The period for public comment ended Jan. 31, 2003, and the FDA will address the comments before publishing a final guidance.

Raw Meat Diets for Pets and Zoo Animals

Pet owners increasingly are feeding their animals manufactured foods that contain raw meat. But giving animals these minimally processed foods creates a risk to public health and the animals, according to the FDA's Center for Veterinary Medicine (CVM).

To address this risk, CVM has provided a proposed guideline to manufacturers of foods that contain raw meat, or other raw animal tissues, for pets and zoo animals. The guideline, called a draft guidance, provides important safety and nutritional information and was made available in December 2002 for comment from the public, industry and others.
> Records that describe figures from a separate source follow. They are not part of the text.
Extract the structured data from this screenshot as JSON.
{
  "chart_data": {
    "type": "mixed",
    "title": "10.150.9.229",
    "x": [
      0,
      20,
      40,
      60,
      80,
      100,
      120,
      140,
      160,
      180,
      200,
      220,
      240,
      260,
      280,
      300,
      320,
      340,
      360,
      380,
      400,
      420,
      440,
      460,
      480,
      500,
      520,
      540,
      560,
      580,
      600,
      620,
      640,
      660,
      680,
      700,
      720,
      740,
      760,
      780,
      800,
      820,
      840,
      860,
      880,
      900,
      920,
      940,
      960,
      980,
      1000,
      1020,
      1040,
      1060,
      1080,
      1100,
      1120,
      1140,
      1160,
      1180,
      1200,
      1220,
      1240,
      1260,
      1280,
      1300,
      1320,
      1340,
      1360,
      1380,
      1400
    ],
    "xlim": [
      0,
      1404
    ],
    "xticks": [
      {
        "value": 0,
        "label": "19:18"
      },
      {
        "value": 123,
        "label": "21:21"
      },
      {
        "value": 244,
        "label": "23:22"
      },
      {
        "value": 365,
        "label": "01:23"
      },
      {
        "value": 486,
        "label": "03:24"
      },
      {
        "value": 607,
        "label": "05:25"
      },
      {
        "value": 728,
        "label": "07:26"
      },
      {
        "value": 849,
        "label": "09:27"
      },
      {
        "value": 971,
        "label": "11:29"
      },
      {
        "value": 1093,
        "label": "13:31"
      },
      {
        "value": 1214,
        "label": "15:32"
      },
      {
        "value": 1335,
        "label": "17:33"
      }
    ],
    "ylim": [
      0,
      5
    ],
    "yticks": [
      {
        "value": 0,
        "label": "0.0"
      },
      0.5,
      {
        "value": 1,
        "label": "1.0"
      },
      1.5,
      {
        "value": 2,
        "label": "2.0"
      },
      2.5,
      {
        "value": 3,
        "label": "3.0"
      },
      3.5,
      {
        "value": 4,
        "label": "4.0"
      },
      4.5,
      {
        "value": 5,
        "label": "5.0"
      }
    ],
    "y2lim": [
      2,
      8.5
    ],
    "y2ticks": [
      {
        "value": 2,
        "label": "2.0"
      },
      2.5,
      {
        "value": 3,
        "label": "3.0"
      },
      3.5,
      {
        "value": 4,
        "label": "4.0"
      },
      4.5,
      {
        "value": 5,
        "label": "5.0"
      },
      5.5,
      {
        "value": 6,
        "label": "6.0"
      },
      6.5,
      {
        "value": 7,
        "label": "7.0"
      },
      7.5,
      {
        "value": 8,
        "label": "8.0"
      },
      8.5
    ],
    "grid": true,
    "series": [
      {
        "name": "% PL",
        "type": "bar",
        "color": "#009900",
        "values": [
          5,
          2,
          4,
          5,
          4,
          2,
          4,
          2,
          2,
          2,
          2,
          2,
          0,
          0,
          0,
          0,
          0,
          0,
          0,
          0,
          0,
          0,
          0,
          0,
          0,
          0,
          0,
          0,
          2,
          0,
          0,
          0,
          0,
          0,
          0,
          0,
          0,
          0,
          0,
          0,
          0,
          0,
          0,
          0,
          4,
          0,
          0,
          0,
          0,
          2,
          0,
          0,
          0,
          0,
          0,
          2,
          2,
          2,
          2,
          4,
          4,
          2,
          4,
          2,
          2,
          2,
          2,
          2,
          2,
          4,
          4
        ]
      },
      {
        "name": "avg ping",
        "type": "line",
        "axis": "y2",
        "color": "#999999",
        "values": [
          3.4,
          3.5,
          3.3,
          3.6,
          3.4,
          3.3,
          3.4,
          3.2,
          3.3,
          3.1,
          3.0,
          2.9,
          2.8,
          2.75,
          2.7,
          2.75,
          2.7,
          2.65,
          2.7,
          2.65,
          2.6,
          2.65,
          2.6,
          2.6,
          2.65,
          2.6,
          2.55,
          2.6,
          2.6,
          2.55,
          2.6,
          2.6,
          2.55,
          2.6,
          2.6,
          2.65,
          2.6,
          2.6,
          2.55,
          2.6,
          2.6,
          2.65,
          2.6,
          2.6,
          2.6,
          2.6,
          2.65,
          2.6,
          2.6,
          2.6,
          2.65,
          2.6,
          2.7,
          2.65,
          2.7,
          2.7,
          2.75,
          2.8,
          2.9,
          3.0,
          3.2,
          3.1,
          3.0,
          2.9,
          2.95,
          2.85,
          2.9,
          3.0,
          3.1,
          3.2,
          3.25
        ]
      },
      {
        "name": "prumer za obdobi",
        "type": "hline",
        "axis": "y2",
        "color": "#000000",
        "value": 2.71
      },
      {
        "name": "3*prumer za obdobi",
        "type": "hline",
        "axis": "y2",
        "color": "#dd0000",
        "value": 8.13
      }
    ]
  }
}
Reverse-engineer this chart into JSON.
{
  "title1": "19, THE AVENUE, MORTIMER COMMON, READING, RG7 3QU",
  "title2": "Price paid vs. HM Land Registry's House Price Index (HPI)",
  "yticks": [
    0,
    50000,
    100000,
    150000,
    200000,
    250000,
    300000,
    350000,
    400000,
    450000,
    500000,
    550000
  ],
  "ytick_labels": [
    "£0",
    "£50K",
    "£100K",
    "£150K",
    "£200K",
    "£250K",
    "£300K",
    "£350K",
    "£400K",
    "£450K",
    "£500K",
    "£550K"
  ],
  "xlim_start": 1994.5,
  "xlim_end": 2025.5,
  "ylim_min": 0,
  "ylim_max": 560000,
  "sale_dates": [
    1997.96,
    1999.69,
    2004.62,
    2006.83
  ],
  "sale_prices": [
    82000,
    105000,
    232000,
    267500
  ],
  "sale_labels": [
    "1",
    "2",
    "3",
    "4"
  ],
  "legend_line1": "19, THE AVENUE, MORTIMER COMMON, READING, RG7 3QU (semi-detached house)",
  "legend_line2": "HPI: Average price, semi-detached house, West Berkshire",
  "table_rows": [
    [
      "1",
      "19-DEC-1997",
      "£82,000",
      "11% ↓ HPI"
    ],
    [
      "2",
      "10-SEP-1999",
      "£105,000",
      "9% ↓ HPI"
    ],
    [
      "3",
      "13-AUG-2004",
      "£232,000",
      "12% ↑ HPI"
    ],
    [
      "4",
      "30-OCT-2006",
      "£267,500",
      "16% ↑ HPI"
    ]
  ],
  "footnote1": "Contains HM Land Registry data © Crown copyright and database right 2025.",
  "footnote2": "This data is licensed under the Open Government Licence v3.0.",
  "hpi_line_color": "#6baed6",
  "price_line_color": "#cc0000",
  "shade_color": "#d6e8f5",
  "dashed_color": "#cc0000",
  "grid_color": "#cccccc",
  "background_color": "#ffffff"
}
In addition to bacterial contamination, the draft guidance warns manufacturers about the dangers of dental or gastrointestinal trauma when bone is included in other than ground form. It also recommends the use of irradiation and proper transport and storage of raw meat products by manufacturers, distributors, and retailers to minimize contamination and disease transmission. The draft guidance also recommends participation in the U.S. Department of Agriculture's voluntary inspection program and the development and implementation of a Hazard Analysis and Critical Control Point (HACCP) program.

To view the draft guidance, go to the CVM Web site, select guidance documents, and then find guidance number 122. A public comment period on the draft closed on March 3, 2003. CVM will use the comments in preparing the final guidance for industry.